そうですね。我々がやりたいのは、弊社のサービスを通して買い物する時に単にチャットできますとか、単にファッションアイテム買えますというところではなくて、その購買の体験を一からデザインし直すということです。つまりどこに何があるのかを可視化して、実際に詳しい専門家に話を聞いて、それを買って評価するところまで一気通貫して、購買体験をシームレス化するというところを目指して始めました。

買い物の仕方の違いをヒントに海外展開へ

ファッションを扱うことにした理由は?

確かに不動産や人材なども同じようなニーズがあるのですが、ファッションは取引回数が多いので、人の生活の中に日常的に入っていけると思ったからです。

他に、起業のアイデアに結びついたことはありますか?

もうひとつは、アジアでのモノの売買のやり方が日本より進んでいると感じて、面白いなと思ったことです。アメリカや日本は、情報技術の発展とともに段階的に情報環境も進化していったのですが、中国やインド、東南アジアなどの国々は、他の情報環境が整備される前にいきなりみんなスマホを持ち始めたことになります。そういう国の人たちは知らないモノとかコトに直面した時にGoogleなどの検索エンジンを使わないんですね。買い物の時も同様、わからないことがあったら、サービス提供者や物を売っている人にメッセージを送って直接聞くんです。値引き交渉なども、買う前にチャットで何度も問い合わせたりします。それは文化の違いというよりも、情報技術がどういうタイミングで現実社会に入ってきたかだと思っています。そこでアジアへの展開も視野に入れるようになりました。

海外でもスムーズな購買体験を提供していきたい

今後の事業展開はどのようにお考えですか?

既に海外オフィスもありますが、国内だけでなく海外でのサービスも拡大していきます。我々の事業モデル自体がわりと海外をターゲットにしていて、コミュニケーションしてモノを買い、かつそれがメディアとして流通するというようなモデルは、アジアのニーズとの相性がとてもいいのです。2018年1月からは、台湾でのサービスを開始させる予定です。今後も基本的にはファッション中心ですが、不動産など他の領域でもニーズがあるのでそちらも今後海外を起点に進めていくことも視野に入れています。
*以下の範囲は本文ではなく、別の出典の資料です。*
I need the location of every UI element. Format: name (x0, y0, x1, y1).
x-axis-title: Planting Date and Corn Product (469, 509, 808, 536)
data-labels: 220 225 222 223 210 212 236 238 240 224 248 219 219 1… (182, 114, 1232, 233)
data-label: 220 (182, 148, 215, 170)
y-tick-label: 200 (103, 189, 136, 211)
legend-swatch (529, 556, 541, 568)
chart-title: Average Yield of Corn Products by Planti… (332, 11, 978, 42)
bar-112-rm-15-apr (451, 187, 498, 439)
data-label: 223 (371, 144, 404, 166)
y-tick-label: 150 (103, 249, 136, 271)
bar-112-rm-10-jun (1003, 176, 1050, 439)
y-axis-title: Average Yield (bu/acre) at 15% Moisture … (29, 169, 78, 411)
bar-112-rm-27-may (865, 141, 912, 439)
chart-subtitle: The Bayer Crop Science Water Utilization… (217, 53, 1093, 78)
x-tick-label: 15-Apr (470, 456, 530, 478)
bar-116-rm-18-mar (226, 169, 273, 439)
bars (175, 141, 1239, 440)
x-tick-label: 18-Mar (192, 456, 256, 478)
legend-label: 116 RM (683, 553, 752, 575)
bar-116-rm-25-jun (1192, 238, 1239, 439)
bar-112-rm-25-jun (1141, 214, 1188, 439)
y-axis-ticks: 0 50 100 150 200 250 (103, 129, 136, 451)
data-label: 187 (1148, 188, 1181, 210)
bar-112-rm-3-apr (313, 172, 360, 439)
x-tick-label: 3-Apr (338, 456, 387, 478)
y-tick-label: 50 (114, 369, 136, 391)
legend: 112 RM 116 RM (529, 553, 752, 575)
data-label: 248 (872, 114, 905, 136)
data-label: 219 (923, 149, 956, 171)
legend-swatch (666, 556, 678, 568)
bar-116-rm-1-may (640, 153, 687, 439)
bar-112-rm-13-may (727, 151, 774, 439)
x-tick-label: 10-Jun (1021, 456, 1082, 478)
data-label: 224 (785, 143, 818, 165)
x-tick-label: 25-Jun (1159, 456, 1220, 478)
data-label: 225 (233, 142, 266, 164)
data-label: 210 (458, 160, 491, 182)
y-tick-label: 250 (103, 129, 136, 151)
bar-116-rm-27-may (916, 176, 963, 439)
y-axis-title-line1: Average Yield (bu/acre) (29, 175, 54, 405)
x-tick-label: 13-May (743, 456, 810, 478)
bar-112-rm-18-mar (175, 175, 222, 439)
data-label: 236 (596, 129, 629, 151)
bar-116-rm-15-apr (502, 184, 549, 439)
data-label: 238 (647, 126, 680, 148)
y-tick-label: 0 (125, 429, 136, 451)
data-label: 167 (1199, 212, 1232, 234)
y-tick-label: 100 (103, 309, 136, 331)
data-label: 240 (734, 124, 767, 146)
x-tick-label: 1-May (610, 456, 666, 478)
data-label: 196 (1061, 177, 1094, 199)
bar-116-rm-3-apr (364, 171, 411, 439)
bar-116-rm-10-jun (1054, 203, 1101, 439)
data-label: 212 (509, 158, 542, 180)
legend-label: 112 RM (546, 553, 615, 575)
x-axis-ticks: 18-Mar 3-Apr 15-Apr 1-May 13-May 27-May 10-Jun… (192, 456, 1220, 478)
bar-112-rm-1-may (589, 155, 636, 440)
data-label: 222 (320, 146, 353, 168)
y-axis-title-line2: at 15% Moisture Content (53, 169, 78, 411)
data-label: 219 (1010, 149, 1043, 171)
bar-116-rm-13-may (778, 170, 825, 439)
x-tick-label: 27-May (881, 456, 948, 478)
最後に、御社を志望する方へのメッセージをお願いします

スタートアップ系の企業で働ける楽しみというのは複数あると思いますが、私が楽しいと思っているのは、会社の成長と共に、自分も成長できるところです。何かひとつ得意なことがあっても、会社が成長すればするほど、それ以外にも新しいことをどんどんやらなければいけない。さらに言えば、会社を自分の手で大きくできるとも言えますし、その上で自分自身も何者かになれるチャンスも提供できると思います。また、海外向けのサービスに携わりたいという人も大歓迎です。